Event storming: Domain distillation under steroids (Thomas Pierrain, @tpierrain)
[TDD] It’s TDD’s fault!
Test-driven development (TDD) is a well-known technique for guiding development with (unit) tests. It is well-known, but this does not mean that it is well-practiced usually: many teams struggle with introducing TDD. In many cases the problems are caused by simple mistakes. Gil Zilberfeld shared eight typical TDD anti-patters to help.

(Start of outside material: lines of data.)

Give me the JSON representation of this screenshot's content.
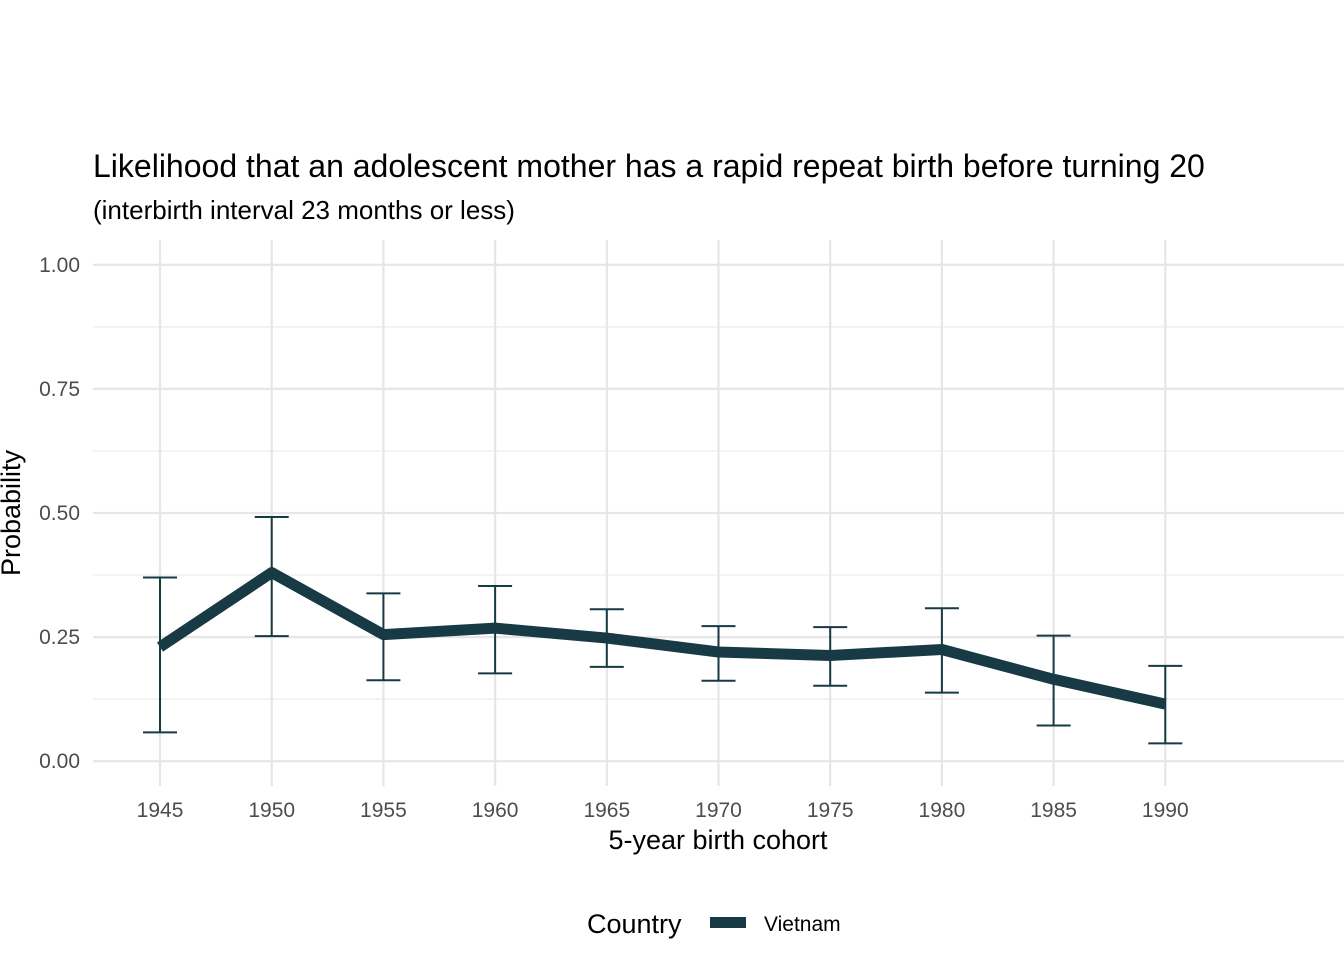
{
  "chart_data": {
    "type": "line",
    "title": "Likelihood that an adolescent mother has a rapid repeat birth before turning 20",
    "subtitle": "(interbirth interval 23 months or less)",
    "xlabel": "5-year birth cohort",
    "ylabel": "Probability",
    "x": [
      1945,
      1950,
      1955,
      1960,
      1965,
      1970,
      1975,
      1980,
      1985,
      1990
    ],
    "xlim": [
      1942,
      1998
    ],
    "ylim": [
      -0.05,
      1.05
    ],
    "yticks": [
      0.0,
      0.25,
      0.5,
      0.75,
      1.0
    ],
    "ytick_labels": [
      "0.00",
      "0.25",
      "0.50",
      "0.75",
      "1.00"
    ],
    "grid": true,
    "legend": {
      "title": "Country",
      "position": "bottom"
    },
    "series": [
      {
        "name": "Vietnam",
        "color": "#173a44",
        "values": [
          0.23,
          0.38,
          0.255,
          0.268,
          0.248,
          0.22,
          0.213,
          0.225,
          0.165,
          0.115
        ],
        "lower": [
          0.058,
          0.252,
          0.163,
          0.177,
          0.19,
          0.162,
          0.152,
          0.138,
          0.072,
          0.036
        ],
        "upper": [
          0.37,
          0.492,
          0.338,
          0.353,
          0.306,
          0.272,
          0.27,
          0.308,
          0.253,
          0.192
        ]
      }
    ]
  }
}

The link goes to the first one (TDD without refactoring), but in the article header you can also find the others.
Unit tests anti-patterns (Gil Zilberfeld, @gil_zilberfeld)
[Learn:SpecFlow] Parallel MsTest
SpecFlow v2 introduced in-appdomain (in-process) parallel execution that had been initially available with xUnit and NUnit, later with SpecFlow+ Runner. Finally this also works with MsTest as well and the article by Chris Kessel describes step-by-step, how to use SpecFlow with parallel MsTest execution.